AtlasOfLivingAustralia / ALA4R

Access data and resources hosted by the Atlas of Living Australia (ALA)
https://atlasoflivingaustralia.github.io/ALA4R/
42 stars 8 forks source link

search_names and hyphenation #4

Closed johnbaums closed 9 years ago

johnbaums commented 9 years ago

Something weird is going on with hyphenation in search_names. Take for example the species Acaena novae-zelandiae:

search_names('Acaena novae zelandiae') returns

  searchTerm               name                     commonName                                       rank      guid                                            
1 "Acaena novae zelandiae" "Acaena novae-zelandiae" "Biddy Biddy, Biddy-widdy, Bidgee-widgee, Buzzy" "species" "urn:lsid:biodiversity.org.au:apni.taxon:376906"

but search_names('Acaena novae-zelandiae') returns an empty matrix.

Tasilee commented 9 years ago

I note that

search_fulltext("Acaena novae zelandiae") = search_fulltext("Acaena novae-zelandiae") = search_partial_name("Acaena novae zelandiae") = search_partial_name("Acaena novae-zelandiae") = search_partial_name("Acaena novae")

nickdos commented 9 years ago

@djtfmartin for the rewrite - you might want to check the SOLR query analyser for the search_names field.

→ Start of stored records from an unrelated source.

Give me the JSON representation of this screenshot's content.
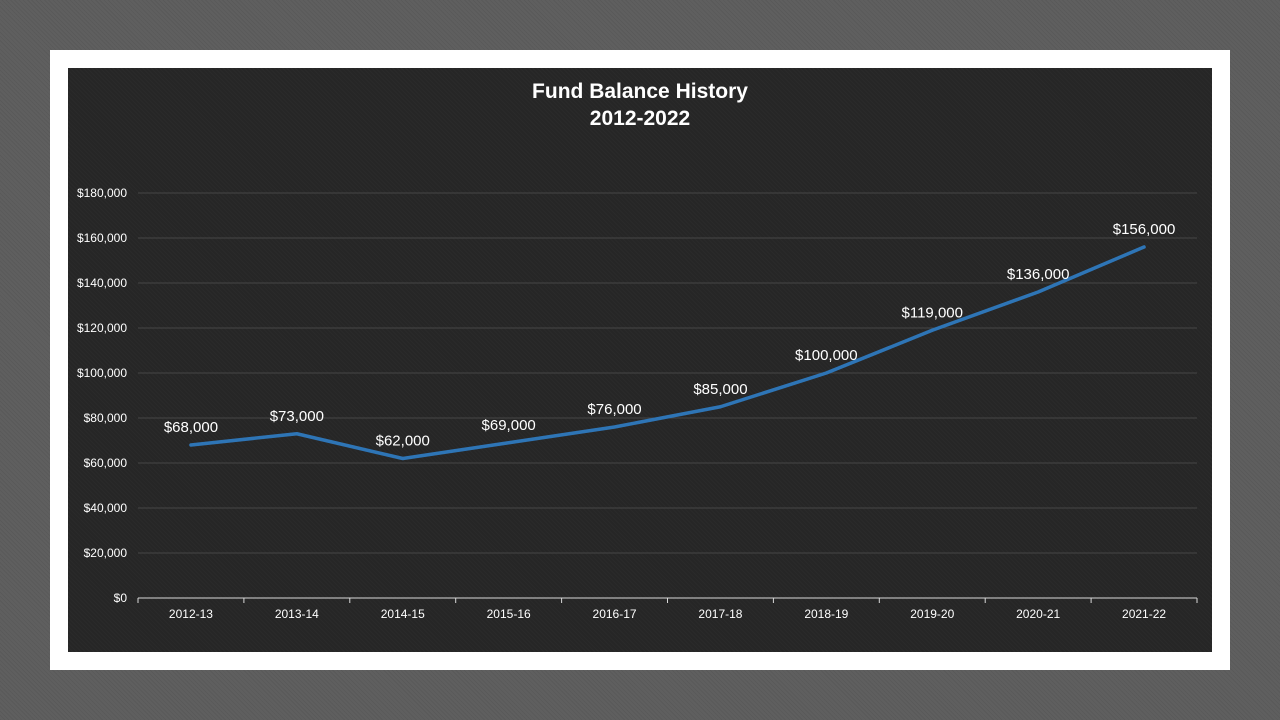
{
  "chart_data": {
    "type": "line",
    "title": "Fund Balance History",
    "subtitle": "2012-2022",
    "categories": [
      "2012-13",
      "2013-14",
      "2014-15",
      "2015-16",
      "2016-17",
      "2017-18",
      "2018-19",
      "2019-20",
      "2020-21",
      "2021-22"
    ],
    "series": [
      {
        "values": [
          68000,
          73000,
          62000,
          69000,
          76000,
          85000,
          100000,
          119000,
          136000,
          156000
        ],
        "data_labels": [
          "$68,000",
          "$73,000",
          "$62,000",
          "$69,000",
          "$76,000",
          "$85,000",
          "$100,000",
          "$119,000",
          "$136,000",
          "$156,000"
        ],
        "color": "#2e75b6"
      }
    ],
    "y_ticks": [
      "$0",
      "$20,000",
      "$40,000",
      "$60,000",
      "$80,000",
      "$100,000",
      "$120,000",
      "$140,000",
      "$160,000",
      "$180,000"
    ],
    "ylim": [
      0,
      180000
    ],
    "grid": true,
    "legend": "none",
    "xlabel": "",
    "ylabel": ""
  },
  "colors": {
    "page_background": "#5f5f5f",
    "frame": "#ffffff",
    "chart_background": "#262626",
    "line": "#2e75b6",
    "gridline": "#464646",
    "text": "#ffffff"
  }
}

It looks like the indexing analyser is removing hyphens but the query one is not. They should be using the same analyser, from memory.

raymondben commented 9 years ago

Fixed in v1.11. It was a problem with slightly over-zealous cleaning of the search term before passing it to the web service. Other than trimming whitespaces, we now pass the search term unchanged.

search_names('Acaena novae-zelandiae')

searchTerm name commonName rank guid
1 "Acaena novae-zelandiae" "Acaena novae-zelandiae" "Biddy Biddy, Biddy-widdy, Bidgee-widgee, Buzzy" "species" "urn:lsid:biodiversity.org.au:apni.taxon:376906"